Some dogs, meanwhile, just can't seem to resist the first tender shoots of grass in the spring. They aren't sick. They just seem to enjoy the taste. Grass is also part of a carnivore's diet, usually consumed when they feed on smaller prey and consume the entire animal, including grassy stomach contents.
Veterinary researchers have asked this question, too, only to find that "grass eating is a common behavior in normal dogs unrelated to illness and that dogs do not regularly vomit afterward. Vomiting seems to be incidental to, rather than caused by, plant-eating."
Good Feeding Practices
Most dogs do best with two or more small feedings a day, rather than one large feeding. It's more optimal for cats to feed on several small meals throughout the day.
Whenever possible, giving dogs and cats free choice (food available at all times) is best. This aids in weight control, where food is no longer a "big deal" and helps maintain digestive health. This is not always possible with many pets and busy lifestyles, but for some pets, it works great.

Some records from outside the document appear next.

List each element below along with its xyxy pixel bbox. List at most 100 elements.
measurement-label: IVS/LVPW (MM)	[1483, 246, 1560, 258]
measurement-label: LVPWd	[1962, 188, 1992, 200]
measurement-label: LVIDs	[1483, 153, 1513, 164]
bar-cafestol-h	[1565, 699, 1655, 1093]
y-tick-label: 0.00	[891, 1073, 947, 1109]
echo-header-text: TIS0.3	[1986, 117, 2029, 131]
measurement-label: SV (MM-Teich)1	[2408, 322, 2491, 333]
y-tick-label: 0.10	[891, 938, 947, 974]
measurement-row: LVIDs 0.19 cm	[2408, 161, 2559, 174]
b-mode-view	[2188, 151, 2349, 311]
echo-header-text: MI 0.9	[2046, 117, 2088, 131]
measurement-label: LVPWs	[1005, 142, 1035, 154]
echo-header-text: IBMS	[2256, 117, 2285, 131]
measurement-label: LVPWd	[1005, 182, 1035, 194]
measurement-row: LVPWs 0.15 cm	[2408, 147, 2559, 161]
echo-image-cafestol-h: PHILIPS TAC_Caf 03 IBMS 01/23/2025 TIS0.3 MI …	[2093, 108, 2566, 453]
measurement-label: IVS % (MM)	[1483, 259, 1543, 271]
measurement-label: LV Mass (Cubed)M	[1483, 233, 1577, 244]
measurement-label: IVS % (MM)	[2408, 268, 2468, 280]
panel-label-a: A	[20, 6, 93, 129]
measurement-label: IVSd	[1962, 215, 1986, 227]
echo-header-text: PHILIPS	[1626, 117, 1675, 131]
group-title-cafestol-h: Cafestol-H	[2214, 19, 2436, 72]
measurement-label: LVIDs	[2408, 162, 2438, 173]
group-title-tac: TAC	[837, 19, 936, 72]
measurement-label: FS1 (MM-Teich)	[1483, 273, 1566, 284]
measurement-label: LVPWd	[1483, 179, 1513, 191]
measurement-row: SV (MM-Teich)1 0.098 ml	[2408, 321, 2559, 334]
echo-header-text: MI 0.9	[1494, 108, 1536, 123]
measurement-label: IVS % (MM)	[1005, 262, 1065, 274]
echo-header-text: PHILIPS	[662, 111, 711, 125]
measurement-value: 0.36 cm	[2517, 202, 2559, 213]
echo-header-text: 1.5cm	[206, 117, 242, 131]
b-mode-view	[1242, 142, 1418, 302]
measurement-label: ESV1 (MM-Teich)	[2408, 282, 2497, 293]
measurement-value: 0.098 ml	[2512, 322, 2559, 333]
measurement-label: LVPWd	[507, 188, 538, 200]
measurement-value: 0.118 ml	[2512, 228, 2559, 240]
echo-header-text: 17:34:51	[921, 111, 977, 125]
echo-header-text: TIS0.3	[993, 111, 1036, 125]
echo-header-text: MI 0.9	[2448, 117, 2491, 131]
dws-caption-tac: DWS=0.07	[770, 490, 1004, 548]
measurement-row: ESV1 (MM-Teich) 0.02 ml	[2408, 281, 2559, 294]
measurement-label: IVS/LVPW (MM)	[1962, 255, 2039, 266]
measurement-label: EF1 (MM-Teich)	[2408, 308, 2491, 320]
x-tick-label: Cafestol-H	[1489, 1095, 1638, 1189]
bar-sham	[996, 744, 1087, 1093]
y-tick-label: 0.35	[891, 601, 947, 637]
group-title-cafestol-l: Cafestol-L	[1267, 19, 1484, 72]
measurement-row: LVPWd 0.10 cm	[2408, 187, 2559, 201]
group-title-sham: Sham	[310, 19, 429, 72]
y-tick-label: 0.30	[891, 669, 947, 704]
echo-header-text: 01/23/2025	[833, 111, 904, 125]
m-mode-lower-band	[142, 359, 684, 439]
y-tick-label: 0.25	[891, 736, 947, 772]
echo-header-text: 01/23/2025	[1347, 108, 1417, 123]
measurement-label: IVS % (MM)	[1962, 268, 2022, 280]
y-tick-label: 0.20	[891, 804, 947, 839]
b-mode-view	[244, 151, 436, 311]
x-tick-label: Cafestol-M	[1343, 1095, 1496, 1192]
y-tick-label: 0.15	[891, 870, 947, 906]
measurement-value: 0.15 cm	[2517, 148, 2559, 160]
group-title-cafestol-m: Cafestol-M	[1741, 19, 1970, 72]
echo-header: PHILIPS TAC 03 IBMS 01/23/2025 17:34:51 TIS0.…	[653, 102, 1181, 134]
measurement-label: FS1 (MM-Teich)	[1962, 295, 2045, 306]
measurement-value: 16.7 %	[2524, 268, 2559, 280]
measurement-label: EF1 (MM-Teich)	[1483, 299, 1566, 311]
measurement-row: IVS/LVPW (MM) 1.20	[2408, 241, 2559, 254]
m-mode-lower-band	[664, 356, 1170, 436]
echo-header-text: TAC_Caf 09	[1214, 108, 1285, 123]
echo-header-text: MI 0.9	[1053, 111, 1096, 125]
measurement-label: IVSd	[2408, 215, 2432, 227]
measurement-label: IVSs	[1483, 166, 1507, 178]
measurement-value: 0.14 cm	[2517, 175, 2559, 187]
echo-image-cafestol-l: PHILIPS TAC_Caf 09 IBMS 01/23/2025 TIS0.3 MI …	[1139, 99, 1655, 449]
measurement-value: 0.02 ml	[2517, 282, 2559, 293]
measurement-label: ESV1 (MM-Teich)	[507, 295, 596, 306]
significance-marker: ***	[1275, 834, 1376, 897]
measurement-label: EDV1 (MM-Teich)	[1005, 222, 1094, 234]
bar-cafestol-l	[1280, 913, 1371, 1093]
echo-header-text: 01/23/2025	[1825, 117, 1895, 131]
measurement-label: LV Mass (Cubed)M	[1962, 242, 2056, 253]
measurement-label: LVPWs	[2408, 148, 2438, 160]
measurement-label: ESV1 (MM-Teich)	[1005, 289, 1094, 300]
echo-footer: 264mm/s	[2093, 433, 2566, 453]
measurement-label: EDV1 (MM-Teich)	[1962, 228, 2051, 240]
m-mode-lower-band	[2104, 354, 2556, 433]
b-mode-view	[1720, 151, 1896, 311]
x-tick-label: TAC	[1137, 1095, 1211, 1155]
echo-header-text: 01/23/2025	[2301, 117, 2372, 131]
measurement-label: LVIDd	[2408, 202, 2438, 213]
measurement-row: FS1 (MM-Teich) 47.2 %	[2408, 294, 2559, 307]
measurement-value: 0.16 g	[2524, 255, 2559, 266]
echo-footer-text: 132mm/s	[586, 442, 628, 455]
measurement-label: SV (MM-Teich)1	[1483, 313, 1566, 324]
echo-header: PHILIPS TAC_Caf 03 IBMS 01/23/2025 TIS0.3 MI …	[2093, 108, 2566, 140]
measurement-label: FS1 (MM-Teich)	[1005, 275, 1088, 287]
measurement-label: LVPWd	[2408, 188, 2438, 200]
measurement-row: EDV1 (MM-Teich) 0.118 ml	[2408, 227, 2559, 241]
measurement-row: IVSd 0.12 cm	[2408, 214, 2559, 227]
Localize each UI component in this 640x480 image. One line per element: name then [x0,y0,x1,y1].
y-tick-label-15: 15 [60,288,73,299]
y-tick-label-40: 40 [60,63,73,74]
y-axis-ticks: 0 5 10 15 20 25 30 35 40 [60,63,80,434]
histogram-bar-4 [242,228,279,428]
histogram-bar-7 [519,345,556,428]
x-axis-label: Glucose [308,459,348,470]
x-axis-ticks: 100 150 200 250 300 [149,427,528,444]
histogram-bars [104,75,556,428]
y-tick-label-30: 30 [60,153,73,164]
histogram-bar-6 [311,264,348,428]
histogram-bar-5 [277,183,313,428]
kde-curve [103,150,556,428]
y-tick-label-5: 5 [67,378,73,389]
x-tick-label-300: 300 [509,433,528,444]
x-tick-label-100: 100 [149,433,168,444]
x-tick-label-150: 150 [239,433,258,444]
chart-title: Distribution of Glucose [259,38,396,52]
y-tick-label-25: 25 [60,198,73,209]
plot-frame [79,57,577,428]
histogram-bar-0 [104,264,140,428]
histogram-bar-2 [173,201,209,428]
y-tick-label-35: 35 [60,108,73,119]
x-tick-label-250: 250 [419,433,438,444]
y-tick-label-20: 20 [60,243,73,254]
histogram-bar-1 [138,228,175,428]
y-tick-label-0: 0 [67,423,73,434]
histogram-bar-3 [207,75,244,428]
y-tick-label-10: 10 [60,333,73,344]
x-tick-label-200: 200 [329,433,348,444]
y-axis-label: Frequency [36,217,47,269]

A commercial diet or well-prepared home diet should not be lacking in essential nutrients. If your pet has an empty stomach, bile may reflux (flow back up into the stomach from the intestine), and this is irritating. This can cause your pet to vomit clear, yellow fluid.
Good Health Care
Any time that your pet experiences a lack of appetite, eating odd items (pica), or vomiting, it is always best to check with your vet. Gastrointestinal blockages are emergencies. Changes in appetite or vomiting can also indicate internal disease (kidney failure, hyperthyroidism, etc.), toxin ingestion, or infectious disease, just to name a few possibilities. It's always best to check things out with your vet.